Justice Mansfield’s opinion employs the label “local control” without analysis of exactly what that means. In San Antonio, local control was favored because it encouraged citizen participation in decision making, permitted the structuring of school programs to fit local needs, and encouraged “experimentation, innovation, and a healthy competition for educational excellence.” San Antonio, 411 U.S. at 50, 93 S. Ct. at 1305, 36 L. Ed. 2d at 52–53. Should we declare, as a matter of law, that the distinctions between the various school districts in this case were the result of these factors? Is it not possible that, in this case, the state regulatory framework in actuality deprives local school boards of local control in the sense that they do not have the practical ability to make considered policy choices? Would the responsible school officials in the districts where the plaintiffs reside claim that the alleged dramatic differences in teacher experience, course loads per teacher, and curriculum offerings were the result of a local, discretionary choice or would they cite systemic limitations? Does the way education is structured in Iowa promote local control or restrict it? We will, of course, never know the answer to these questions in light of the summary dismissal of the case without the development of a factual record.
Justice Appel (pages 157-158):
I have no doubt that there is a potential due process claim in light of the compulsory nature of school attending. We said as much in Exira. The notion is uncontroversial that where a liberty interest is impaired—and surely it is impaired by mandatory school attendance—the deprivation of liberty must be rationally related to a legitimate state objective.
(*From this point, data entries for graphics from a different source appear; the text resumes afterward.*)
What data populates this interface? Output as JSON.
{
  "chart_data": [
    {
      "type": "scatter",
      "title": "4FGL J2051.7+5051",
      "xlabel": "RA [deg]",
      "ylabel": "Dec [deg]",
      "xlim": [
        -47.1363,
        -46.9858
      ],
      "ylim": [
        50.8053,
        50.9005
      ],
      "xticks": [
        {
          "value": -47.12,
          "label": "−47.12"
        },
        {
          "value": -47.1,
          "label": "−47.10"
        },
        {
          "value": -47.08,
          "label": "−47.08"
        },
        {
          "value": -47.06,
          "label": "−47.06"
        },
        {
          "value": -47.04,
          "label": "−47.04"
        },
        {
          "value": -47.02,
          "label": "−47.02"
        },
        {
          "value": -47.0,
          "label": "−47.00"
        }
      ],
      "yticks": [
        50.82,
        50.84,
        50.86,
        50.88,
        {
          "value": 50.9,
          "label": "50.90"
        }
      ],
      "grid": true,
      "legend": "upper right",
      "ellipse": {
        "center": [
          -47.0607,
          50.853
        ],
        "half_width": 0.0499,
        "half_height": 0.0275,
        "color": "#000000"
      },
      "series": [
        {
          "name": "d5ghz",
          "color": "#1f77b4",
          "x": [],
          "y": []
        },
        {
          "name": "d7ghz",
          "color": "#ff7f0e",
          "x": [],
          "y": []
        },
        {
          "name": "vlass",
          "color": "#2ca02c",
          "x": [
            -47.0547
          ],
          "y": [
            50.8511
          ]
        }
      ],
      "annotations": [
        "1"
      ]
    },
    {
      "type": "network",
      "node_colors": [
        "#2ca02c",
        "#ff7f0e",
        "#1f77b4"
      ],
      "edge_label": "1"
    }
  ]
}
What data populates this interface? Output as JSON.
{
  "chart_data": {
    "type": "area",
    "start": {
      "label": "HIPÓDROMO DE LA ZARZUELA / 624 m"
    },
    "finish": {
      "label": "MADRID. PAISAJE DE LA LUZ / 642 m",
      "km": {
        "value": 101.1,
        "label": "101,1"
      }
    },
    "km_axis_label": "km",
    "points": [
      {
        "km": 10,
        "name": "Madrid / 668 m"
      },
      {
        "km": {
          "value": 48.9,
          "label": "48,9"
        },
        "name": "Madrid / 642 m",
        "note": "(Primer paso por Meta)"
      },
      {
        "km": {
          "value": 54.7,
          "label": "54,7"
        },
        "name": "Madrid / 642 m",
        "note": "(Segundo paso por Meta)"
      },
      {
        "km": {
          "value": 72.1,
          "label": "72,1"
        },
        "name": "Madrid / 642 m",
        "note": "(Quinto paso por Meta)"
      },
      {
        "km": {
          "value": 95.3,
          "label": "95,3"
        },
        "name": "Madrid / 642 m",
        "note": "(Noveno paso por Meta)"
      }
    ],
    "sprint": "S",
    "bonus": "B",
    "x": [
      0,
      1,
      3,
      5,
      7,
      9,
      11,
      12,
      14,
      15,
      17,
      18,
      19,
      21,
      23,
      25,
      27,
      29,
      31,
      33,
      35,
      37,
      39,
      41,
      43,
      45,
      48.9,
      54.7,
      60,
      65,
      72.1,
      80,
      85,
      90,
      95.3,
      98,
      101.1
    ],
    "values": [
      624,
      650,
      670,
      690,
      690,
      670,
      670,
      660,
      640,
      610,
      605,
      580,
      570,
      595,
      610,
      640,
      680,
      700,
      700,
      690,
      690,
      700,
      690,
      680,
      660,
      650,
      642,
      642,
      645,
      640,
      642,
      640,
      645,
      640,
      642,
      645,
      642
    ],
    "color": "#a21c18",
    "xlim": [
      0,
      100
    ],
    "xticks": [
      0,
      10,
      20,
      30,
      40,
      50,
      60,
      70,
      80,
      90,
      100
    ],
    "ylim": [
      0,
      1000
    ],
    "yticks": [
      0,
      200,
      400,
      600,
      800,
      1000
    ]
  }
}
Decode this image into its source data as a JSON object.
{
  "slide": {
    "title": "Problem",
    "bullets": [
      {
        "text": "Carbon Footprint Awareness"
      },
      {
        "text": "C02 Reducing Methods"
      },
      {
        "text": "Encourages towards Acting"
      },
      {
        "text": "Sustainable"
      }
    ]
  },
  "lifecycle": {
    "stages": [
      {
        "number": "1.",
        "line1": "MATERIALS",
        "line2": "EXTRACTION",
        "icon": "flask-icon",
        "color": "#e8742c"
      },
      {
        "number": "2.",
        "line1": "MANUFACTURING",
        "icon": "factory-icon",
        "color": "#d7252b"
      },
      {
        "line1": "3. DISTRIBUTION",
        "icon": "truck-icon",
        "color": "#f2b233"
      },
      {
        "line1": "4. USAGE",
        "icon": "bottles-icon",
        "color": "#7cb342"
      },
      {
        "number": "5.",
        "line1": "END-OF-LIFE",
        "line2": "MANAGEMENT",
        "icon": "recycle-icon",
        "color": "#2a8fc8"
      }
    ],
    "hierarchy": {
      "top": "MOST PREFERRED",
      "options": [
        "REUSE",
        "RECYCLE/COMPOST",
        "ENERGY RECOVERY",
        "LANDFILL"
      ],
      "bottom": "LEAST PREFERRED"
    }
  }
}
Youngberg, 457 U.S. at 324, 102 S. Ct. at 2462, 73 L. Ed. 2d at 42–43. There is also no doubt that education is a legitimate state objective. The question under due process is whether the education received by the person whose liberty is impaired is rationally related to the state’s legitimate interest in educating citizens. Any application of the due process clause, however, would give the state a wide range of permissible action in providing education to its charges. There is no due process right to a specific kind of education, but only a sufficiently reasonable educational effort to justify the intrusion on the liberty interest.